Boost.Histogram contains useful and well-designed features, like excess
(over/underflow) bins, and axis transforms to name a few.
As this is a review, I am going to spent most time below on critical
scrutiny.
I. DESIGN
---------
Iterators are const. This prevents us from bootstrapping the histogram
with a prior distribution using STL algorithms like std::fill(),
std::generate(), or std::sample().
The adaptive_storage does not work well with STL algorithms, because
weight_counter is not an arithmetic type. See the Implementation section
below for more detail. I therefore propose that the default storage
policy is changed to something without weight_counter.
The adaptive_storage has two responsibilities: data compaction and
weights. Would it be possible to split this into two separate storage
policies? I have no real use for arrival variance.
I am not too fond of using operator() for insertion. The code looks like
a function call with side-effect. I prefer an explicitly named member
function.
The axis::ouflow_type is oddly named. I suggest that this is renamed to
something like axis::excess_type.
II. IMPLEMENTATION
------------------
The implementation is generally of high quality. However, I did
encounter the three problem areas listed below.

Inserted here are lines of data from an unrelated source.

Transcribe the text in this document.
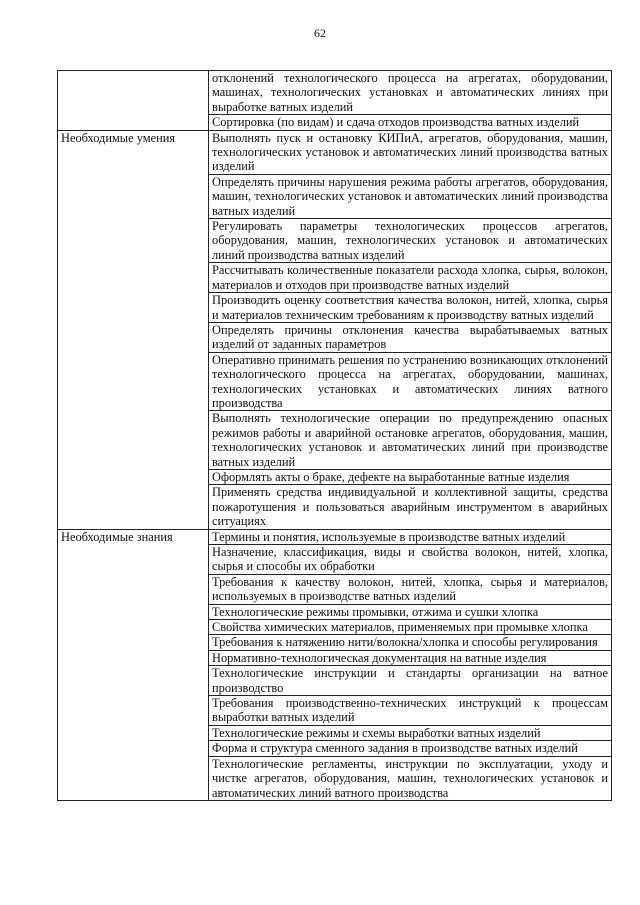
62
	отклонений технологического процесса на агрегатах, оборудовании, машинах, технологических установках и автоматических линиях при выработке ватных изделий
	Сортировка (по видам) и сдача отходов производства ватных изделий
Необходимые умения	Выполнять пуск и остановку КИПиА, агрегатов, оборудования, машин, технологических установок и автоматических линий производства ватных изделий
	Определять причины нарушения режима работы агрегатов, оборудования, машин, технологических установок и автоматических линий производства ватных изделий
	Регулировать параметры технологических процессов агрегатов, оборудования, машин, технологических установок и автоматических линий производства ватных изделий
	Рассчитывать количественные показатели расхода хлопка, сырья, волокон, материалов и отходов при производстве ватных изделий
	Производить оценку соответствия качества волокон, нитей, хлопка, сырья и материалов техническим требованиям к производству ватных изделий
	Определять причины отклонения качества вырабатываемых ватных изделий от заданных параметров
	Оперативно принимать решения по устранению возникающих отклонений технологического процесса на агрегатах, оборудовании, машинах, технологических установках и автоматических линиях ватного производства
	Выполнять технологические операции по предупреждению опасных режимов работы и аварийной остановке агрегатов, оборудования, машин, технологических установок и автоматических линий при производстве ватных изделий
	Оформлять акты о браке, дефекте на выработанные ватные изделия
	Применять средства индивидуальной и коллективной защиты, средства пожаротушения и пользоваться аварийным инструментом в аварийных ситуациях
Необходимые знания	Термины и понятия, используемые в производстве ватных изделий
	Назначение, классификация, виды и свойства волокон, нитей, хлопка, сырья и способы их обработки
	Требования к качеству волокон, нитей, хлопка, сырья и материалов, используемых в производстве ватных изделий
	Технологические режимы промывки, отжима и сушки хлопка
	Свойства химических материалов, применяемых при промывке хлопка
	Требования к натяжению нити/волокна/хлопка и способы регулирования
	Нормативно-технологическая документация на ватные изделия
	Технологические инструкции и стандарты организации на ватное производство
	Требования производственно-технических инструкций к процессам выработки ватных изделий
	Технологические режимы и схемы выработки ватных изделий
	Форма и структура сменного задания в производстве ватных изделий
	Технологические регламенты, инструкции по эксплуатации, уходу и чистке агрегатов, оборудования, машин, технологических установок и автоматических линий ватного производства
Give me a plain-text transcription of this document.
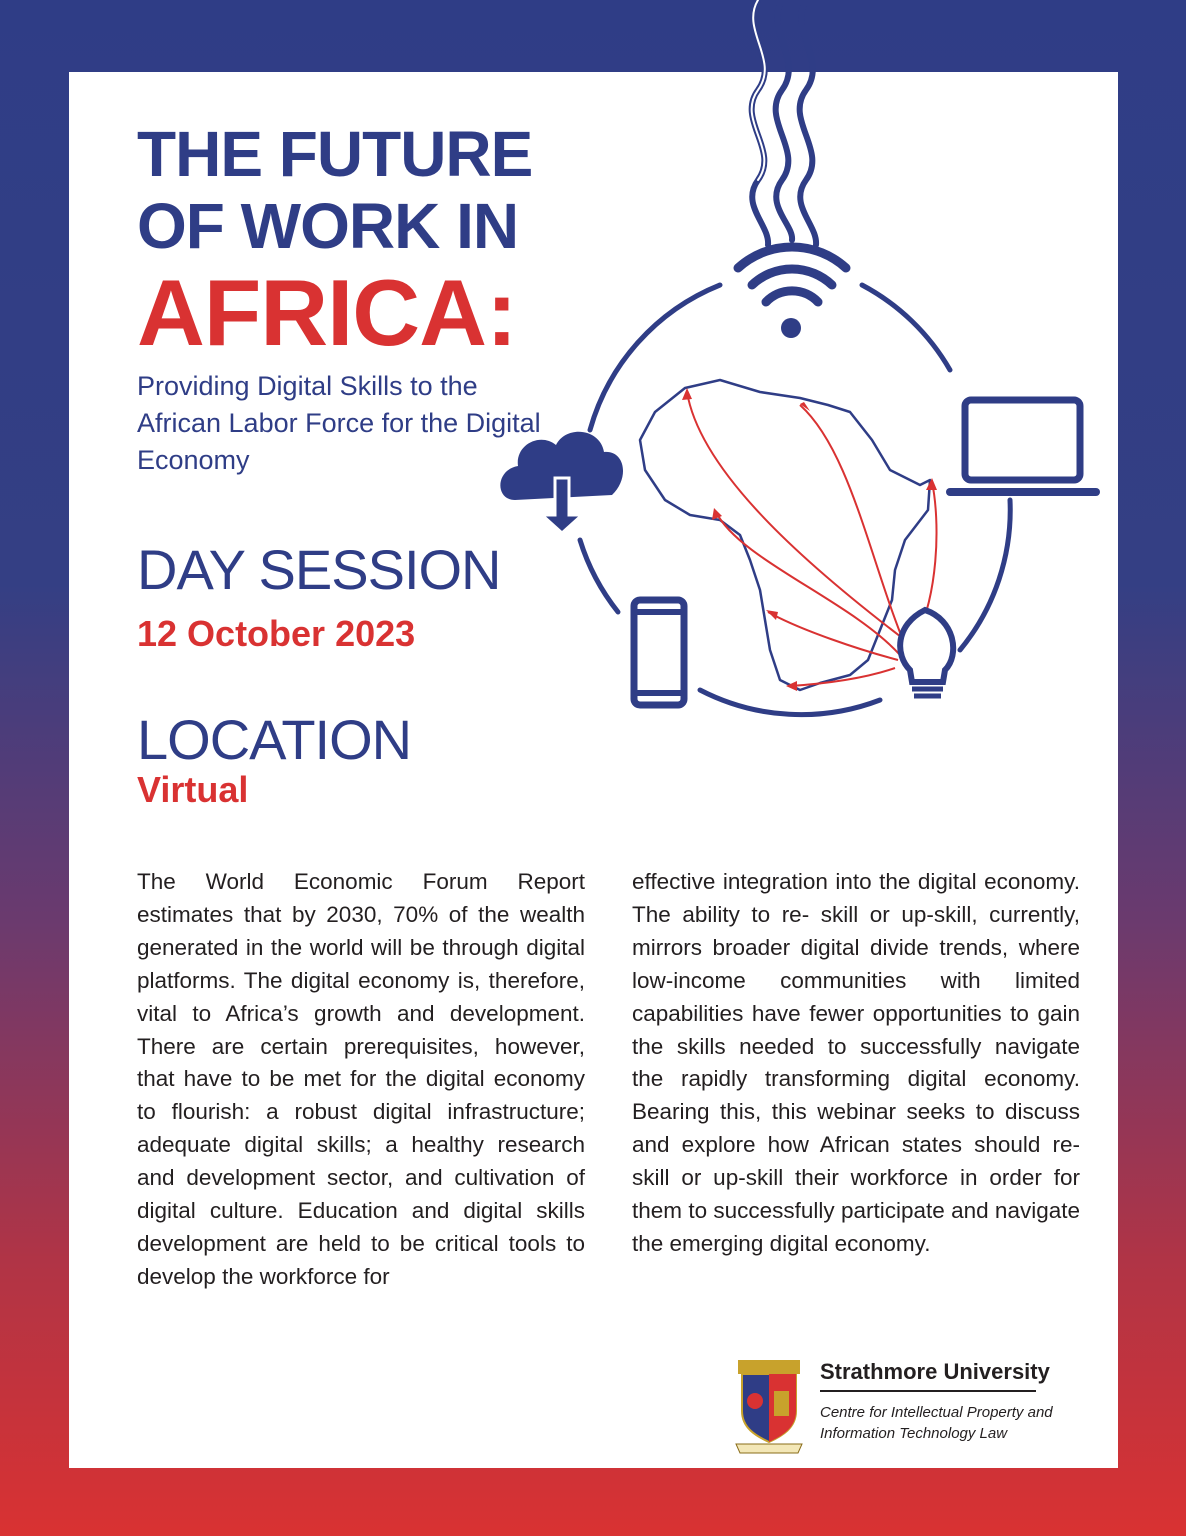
THE FUTURE
OF WORK IN
AFRICA:
Providing Digital Skills to the African Labor Force for the Digital Economy
DAY SESSION
12 October 2023
LOCATION
Virtual
The World Economic Forum Report estimates that by 2030, 70% of the wealth generated in the world will be through digital platforms. The digital economy is, therefore, vital to Africa’s growth and development. There are certain prerequisites, however, that have to be met for the digital economy to flourish: a robust digital infrastructure; adequate digital skills; a healthy research and development sector, and cultivation of digital culture. Education and digital skills development are held to be critical tools to develop the workforce for
effective integration into the digital economy. The ability to re- skill or up-skill, currently, mirrors broader digital divide trends, where low-income communities with limited capabilities have fewer opportunities to gain the skills needed to successfully navigate the rapidly transforming digital economy. Bearing this, this webinar seeks to discuss and explore how African states should re-skill or up-skill their workforce in order for them to successfully participate and navigate the emerging digital economy.
Strathmore University
Centre for Intellectual Property and Information Technology Law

(A) Integration with STL algorithms can be improved. Here are some
examples:
First, std::distance() does not work on a histogram with array_storage.
This means that other STL algorithms, like std::any_of(), fails to
compile. I solved this problem by copying the distance_to() function
from the axis iterator to the histogram iterator.
Second, std::max_element (and brethren) cannot be used on a histogram.
Consider the following example:
auto element = std::max_element(h.begin(), h.end());
Compilation fails for adaptive_storage because weight_counter has no
less-than operator. Furthermore, compilation fails for array_storage
because iterator_over<H>::operator= fails. It attempts to re-assign
a reference, but accidentally triggers a copy-constructor instead.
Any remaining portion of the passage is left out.